The fourth research question appeared as follows: How prominent is teacher
immediacy terminology in chapter titles? Of the 163 possible first four chapter title headings
available, only 10 titles include a low-broad immediacy term, collaboration. One chapter
title includes a high-broad immediacy categorical term, thoughts. Regardless of the location
of the terminology in the first four chapter titles, only 18 instances of immediacy
nomenclature appear. In sum, only approximately 10% of all terms in chapter headings
relate to immediacy; thus, immediacy nomenclature is not prominent or consistent from one
textbook to another.
The results appear similar to the results of the study of higher education introductory
psychology textbooks by Griggs et al. (2004): Textbooks tend to reflect an idiosyncratic
rather than homogeneous approach. However, the test for online education textbooks was
only relative to immediacy scholars, not scholarship in general. Similar to the introductory
psychology textbook sample, online education textbooks reflect little agreement on
terminology in chapter titles or chapter locations.
The results of the study indicate for online instructors textbooks do not necessarily
expose practitioners to the best practice of immediacy as scholars defined the term.
Authorship scholars claim that textbook content is selected depending on the grounding of
the author’s school of thought. Three schools of thought have been identified.
First, DeGroot and Marshak (1978) claimed, “textbooks are written, for the most
part, by academicians without too much practical experience and are frequently based on
rehashes of other texts before them by like professors” (p. 17).

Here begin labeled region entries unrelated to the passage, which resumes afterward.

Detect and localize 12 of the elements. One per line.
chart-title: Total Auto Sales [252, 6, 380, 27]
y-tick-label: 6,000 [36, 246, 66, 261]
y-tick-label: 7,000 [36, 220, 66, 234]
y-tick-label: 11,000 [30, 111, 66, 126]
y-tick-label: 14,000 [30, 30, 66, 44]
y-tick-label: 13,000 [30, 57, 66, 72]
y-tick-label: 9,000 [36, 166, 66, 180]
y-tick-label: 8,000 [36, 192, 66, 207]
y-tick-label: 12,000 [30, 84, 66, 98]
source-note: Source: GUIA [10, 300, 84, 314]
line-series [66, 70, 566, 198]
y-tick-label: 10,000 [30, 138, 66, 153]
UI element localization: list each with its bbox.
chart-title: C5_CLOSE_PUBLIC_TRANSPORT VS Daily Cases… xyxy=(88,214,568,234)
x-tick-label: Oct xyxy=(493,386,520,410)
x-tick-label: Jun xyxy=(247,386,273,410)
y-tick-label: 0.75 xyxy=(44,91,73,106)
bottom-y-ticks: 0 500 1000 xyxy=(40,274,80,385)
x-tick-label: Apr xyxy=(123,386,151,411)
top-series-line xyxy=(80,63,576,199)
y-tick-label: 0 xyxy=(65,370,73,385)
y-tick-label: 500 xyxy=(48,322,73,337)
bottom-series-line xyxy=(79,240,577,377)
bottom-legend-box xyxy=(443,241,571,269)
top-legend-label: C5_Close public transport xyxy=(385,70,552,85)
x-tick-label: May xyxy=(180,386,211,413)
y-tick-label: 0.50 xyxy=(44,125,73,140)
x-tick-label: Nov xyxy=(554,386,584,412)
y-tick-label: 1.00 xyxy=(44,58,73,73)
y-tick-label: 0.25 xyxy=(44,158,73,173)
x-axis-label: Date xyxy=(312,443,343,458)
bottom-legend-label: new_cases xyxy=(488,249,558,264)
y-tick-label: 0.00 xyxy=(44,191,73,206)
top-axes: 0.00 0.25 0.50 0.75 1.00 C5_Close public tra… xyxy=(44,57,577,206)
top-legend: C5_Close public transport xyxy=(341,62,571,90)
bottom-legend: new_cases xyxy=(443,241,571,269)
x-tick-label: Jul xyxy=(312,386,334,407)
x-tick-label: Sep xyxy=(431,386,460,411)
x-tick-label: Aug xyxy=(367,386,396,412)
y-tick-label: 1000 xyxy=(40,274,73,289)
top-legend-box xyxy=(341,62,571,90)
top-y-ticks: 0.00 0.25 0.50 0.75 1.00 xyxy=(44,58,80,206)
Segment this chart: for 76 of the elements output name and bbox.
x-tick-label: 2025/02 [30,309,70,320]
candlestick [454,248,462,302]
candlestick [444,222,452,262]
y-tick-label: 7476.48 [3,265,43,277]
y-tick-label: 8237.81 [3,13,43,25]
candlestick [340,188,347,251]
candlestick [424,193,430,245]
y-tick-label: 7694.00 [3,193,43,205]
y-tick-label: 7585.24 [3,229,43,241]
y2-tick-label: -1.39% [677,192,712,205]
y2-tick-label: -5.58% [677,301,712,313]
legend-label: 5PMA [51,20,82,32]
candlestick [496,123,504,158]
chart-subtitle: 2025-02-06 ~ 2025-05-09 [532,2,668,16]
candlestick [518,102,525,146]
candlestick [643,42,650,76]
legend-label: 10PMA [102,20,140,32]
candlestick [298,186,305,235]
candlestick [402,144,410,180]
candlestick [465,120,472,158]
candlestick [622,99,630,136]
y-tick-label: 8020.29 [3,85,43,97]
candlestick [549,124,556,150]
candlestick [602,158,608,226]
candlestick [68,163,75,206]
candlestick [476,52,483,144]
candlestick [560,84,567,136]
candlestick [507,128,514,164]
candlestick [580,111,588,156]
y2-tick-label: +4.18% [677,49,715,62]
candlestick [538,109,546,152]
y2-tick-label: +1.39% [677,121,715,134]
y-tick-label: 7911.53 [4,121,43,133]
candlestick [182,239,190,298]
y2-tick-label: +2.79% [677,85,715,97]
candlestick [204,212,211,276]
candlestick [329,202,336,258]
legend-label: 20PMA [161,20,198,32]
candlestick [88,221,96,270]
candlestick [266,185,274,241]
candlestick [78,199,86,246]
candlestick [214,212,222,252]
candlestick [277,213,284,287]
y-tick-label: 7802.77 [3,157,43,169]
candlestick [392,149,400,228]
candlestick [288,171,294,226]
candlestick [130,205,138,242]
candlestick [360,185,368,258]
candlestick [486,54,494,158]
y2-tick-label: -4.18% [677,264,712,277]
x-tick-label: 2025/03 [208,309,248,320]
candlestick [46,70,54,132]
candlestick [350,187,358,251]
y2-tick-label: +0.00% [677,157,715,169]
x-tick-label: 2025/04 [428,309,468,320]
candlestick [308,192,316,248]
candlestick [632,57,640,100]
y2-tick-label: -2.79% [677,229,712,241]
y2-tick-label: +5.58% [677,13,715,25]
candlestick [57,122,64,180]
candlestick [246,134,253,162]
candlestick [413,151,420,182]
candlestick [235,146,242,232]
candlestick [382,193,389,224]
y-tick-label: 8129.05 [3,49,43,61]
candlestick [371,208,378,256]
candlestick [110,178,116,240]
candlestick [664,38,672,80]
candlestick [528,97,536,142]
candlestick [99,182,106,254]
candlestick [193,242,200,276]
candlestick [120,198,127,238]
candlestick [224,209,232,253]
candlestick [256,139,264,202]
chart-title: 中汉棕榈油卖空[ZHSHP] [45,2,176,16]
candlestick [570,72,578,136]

Second, Baker (1986)
includes describing “the textbook, its authorship, and its evaluation as combining the
structural aspects of teaching, research, and publication” (as cited in Arnold, 1993, p. 42).
Third, Coppola et al. (2002) maintained, “Instructors tend to get their training on the job” (p.
186). The results of this study were only guided by Arnold’s school of textbook
development thought--that of a homogeneous approach. The study was not designed to test
or examine the personal experience of the authors.